When you’re backpacking, weight is critical and you want every piece of gear you bring to do as much as possible. So, if you’re carrying a Buff, it can also be used in a lot of other configurations. When it comes to using it in the sleep system, you can utilize it in two different ways. First, pull it over your pillow and it will make your pillow resistant to slipping. The Buff material also feels great against the skin. Second, use the Buff to make a DIY pillow. I use my Marmot fleece jacket and it works great. Just fold the jacket up into a rectangular bundle and place it into the Buff. The Buff is made of stretchy material so it will hold the jacket nice and snug.

7. Pillow Lock System from Sea-to-Summit

As of spring 2019, all Sea-to-Summit pads come with the Pillow Lock System.

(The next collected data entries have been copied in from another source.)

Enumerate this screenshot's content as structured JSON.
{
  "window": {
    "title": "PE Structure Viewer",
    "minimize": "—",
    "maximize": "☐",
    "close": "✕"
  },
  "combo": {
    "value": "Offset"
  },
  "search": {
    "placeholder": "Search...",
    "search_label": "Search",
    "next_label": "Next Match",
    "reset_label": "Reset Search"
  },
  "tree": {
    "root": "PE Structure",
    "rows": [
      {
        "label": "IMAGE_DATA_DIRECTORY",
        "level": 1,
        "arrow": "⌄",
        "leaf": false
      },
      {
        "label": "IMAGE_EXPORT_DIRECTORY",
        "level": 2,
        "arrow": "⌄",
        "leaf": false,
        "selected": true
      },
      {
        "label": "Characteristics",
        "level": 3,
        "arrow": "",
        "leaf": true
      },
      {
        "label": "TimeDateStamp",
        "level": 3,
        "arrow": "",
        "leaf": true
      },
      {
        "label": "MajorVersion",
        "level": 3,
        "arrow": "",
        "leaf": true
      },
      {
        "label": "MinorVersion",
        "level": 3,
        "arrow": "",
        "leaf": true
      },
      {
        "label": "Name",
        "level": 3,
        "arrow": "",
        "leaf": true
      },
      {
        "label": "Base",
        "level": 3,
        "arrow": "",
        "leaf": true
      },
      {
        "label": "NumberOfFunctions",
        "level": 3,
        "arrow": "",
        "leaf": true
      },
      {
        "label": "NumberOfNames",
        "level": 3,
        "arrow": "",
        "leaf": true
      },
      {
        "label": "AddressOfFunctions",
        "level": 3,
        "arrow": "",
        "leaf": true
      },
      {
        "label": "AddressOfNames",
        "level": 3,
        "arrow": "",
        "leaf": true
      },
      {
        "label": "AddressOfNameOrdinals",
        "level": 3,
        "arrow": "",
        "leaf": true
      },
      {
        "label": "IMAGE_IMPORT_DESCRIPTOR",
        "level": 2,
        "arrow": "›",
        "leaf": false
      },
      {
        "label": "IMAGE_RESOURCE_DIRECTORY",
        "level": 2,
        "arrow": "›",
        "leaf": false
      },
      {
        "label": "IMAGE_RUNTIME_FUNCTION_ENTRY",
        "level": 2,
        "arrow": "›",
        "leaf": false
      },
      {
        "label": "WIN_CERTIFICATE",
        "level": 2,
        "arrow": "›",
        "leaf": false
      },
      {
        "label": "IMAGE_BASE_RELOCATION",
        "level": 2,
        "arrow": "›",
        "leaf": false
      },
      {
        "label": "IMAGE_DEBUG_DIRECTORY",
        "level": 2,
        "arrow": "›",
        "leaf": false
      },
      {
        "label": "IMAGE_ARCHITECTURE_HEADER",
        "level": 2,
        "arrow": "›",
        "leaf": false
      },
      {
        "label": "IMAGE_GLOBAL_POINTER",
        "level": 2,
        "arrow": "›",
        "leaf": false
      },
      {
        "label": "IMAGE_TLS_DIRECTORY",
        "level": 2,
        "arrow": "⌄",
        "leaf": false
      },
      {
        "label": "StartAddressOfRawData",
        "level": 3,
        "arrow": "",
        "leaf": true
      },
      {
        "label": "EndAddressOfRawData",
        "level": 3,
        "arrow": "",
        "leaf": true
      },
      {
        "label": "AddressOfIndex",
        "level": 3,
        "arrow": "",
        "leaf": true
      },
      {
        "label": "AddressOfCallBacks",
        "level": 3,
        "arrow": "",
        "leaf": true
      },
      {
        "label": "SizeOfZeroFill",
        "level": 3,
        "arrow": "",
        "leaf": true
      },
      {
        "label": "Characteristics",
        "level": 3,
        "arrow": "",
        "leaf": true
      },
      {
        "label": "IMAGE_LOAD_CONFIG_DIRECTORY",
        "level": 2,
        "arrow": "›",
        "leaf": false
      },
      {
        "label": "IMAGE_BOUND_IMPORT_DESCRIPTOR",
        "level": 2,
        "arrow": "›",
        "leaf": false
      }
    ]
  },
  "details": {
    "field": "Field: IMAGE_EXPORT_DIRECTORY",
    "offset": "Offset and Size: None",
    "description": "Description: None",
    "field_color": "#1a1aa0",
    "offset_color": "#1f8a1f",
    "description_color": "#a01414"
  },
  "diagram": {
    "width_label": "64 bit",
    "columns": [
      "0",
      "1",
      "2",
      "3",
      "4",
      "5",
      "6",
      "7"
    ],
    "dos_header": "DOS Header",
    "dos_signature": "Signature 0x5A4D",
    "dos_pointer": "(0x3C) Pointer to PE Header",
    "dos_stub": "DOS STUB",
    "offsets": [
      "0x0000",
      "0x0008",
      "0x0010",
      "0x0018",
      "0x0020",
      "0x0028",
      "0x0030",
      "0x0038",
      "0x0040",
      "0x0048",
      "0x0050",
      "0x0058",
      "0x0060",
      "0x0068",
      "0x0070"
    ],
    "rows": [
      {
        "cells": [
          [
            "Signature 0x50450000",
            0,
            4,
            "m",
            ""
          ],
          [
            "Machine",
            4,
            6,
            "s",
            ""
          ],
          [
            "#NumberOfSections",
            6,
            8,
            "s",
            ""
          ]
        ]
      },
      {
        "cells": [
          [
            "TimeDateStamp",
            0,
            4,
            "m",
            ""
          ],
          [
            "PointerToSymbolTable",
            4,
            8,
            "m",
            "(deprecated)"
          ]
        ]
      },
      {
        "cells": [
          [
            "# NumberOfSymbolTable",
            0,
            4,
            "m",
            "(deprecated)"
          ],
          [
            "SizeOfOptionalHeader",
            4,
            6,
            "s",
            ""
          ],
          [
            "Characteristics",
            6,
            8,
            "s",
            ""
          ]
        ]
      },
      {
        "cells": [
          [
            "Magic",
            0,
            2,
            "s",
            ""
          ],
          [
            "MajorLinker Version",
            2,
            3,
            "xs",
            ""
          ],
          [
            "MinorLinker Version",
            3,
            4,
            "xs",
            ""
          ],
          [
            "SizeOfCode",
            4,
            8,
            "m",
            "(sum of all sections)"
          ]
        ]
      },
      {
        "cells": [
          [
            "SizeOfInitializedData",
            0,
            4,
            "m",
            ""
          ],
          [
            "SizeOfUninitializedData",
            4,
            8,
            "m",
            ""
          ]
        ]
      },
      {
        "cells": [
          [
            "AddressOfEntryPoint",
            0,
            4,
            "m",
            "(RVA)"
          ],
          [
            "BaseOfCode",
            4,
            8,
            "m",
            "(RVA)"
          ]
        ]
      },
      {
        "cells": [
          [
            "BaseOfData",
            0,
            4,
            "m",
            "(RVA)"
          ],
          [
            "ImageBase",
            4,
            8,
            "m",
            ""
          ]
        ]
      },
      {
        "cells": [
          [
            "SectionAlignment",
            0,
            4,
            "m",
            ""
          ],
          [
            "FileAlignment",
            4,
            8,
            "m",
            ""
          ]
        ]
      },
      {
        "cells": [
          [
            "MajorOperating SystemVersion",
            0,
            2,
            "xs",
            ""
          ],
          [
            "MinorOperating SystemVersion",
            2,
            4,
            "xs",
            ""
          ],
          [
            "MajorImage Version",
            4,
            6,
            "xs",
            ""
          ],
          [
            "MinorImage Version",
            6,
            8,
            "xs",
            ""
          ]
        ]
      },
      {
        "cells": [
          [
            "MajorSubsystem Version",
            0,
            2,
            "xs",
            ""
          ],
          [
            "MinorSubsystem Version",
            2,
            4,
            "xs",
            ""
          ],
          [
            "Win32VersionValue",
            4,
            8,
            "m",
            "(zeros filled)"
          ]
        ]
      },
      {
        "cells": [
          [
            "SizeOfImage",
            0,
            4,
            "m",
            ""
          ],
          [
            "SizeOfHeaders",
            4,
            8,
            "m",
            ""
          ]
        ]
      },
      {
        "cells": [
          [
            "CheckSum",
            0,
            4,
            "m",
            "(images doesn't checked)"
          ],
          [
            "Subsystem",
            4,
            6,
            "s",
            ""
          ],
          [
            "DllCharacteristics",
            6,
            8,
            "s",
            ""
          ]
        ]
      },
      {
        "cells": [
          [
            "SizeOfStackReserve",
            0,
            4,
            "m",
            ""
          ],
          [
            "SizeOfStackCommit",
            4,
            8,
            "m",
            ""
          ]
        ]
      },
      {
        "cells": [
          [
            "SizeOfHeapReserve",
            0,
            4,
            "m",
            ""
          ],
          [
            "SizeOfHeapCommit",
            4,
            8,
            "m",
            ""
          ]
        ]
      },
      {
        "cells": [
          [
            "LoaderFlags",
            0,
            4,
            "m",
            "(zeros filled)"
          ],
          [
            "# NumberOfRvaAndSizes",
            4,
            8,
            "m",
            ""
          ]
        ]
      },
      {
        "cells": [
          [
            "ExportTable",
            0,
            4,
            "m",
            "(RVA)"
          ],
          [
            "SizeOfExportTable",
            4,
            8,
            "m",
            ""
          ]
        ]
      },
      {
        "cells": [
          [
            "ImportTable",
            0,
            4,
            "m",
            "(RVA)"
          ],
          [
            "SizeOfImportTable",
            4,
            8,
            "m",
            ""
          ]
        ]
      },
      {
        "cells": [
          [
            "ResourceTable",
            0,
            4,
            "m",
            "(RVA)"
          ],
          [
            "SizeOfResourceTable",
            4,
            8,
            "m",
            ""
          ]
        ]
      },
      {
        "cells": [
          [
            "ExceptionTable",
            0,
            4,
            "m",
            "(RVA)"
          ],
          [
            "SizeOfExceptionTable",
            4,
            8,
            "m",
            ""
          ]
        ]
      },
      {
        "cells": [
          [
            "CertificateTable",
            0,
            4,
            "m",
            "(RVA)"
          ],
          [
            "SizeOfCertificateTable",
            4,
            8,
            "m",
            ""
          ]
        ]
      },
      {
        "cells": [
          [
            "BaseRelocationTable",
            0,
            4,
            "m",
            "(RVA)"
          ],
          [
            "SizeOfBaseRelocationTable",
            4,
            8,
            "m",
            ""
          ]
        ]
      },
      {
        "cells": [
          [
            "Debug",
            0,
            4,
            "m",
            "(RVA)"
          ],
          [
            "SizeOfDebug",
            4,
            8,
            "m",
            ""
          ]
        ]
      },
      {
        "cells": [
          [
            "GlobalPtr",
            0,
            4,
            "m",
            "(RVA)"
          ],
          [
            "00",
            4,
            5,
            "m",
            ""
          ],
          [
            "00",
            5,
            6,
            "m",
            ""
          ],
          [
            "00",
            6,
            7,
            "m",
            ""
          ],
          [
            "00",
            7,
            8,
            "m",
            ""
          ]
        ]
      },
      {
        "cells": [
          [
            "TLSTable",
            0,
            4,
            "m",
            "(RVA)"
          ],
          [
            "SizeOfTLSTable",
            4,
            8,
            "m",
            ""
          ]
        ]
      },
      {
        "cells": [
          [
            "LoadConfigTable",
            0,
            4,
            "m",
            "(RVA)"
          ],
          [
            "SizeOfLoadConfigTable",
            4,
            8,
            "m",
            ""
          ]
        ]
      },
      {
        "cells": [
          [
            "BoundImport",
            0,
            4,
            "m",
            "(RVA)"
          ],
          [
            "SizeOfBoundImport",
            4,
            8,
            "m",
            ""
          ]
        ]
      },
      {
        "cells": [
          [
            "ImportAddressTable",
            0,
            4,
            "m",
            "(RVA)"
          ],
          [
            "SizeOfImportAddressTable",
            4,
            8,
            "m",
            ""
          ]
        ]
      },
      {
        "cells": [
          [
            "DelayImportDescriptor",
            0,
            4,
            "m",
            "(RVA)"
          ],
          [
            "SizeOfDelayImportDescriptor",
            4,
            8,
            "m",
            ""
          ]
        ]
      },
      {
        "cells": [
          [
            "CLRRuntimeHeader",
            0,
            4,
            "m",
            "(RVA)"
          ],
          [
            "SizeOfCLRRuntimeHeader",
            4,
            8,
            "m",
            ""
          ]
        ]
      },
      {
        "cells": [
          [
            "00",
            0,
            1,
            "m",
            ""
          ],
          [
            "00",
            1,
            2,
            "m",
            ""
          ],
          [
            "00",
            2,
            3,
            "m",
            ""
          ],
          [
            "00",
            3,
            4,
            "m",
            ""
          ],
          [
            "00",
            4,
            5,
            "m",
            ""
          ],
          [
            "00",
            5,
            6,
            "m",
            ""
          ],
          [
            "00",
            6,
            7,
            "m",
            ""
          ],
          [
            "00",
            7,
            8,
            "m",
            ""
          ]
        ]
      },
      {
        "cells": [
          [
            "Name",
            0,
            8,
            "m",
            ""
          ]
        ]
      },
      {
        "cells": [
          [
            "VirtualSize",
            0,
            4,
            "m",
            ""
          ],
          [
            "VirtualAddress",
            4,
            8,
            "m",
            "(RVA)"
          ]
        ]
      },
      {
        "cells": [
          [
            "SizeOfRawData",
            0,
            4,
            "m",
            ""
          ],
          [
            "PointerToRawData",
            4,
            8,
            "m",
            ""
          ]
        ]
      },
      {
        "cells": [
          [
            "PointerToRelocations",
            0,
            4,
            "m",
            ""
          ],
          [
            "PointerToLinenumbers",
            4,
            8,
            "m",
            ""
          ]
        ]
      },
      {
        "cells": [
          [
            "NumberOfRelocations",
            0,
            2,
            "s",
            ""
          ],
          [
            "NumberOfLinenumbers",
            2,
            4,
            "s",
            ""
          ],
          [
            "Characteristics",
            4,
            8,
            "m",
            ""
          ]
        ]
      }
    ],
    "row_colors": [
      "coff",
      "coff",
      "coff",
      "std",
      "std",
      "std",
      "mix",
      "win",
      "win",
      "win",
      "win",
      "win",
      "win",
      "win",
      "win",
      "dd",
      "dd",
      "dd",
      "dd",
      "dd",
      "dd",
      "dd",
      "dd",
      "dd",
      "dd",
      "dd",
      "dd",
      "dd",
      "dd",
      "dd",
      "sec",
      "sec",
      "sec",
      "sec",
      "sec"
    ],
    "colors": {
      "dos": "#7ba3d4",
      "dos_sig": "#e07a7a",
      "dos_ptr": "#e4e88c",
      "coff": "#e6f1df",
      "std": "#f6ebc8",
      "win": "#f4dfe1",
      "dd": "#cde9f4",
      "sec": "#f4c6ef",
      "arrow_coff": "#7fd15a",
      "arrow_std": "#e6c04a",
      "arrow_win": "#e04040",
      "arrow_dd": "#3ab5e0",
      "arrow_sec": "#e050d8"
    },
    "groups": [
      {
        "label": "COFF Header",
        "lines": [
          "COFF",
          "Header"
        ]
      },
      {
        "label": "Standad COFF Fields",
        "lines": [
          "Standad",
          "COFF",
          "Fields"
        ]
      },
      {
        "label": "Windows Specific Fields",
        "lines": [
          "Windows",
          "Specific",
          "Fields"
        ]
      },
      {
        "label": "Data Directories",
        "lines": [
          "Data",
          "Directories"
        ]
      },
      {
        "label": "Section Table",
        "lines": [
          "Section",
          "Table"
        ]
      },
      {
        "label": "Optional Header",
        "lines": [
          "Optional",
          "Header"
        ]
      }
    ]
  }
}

This system comprises of self-adhesive hook-and-loop patches. This is a simple system and it attaches your pillow to your sleeping mat. These patches do a good job and prevent slipping. Also, they don’t snag on clothing or other soft fabrics. All new models of Sea-to-Summit pillows are compatible with this lock system. If you have an older model or a pillow from another brand, you can make it compatible with this system by using Aeros Pillow Case.

8. Consider a pad with an attached pillow

If none of the above worked, consider a sleeping pad with an attached pillow. The FreeLand Self Inflating Sleeping Pad is a great example. It is a self-inflating pad that has a foam core. There is a pattern on the surface that looks like an egg crate but you don’t feel it when you’re lying on it. The pad is relatively thick and it’s about an inch thick. It’s built completely out of polyester and is fairly durable. The pad comes with an integrated pillow, which is the feature we’re looking for. There’re clips on the sides so you can attach them with another pad if you have two of these. This is a fairly large sleeping pad and a little bit wider than your typical model. It weighs around 3.5 pounds so it is a little on the heavy side. So, not something I would really recommend for backpacking but it is an appropriate weight for car camping.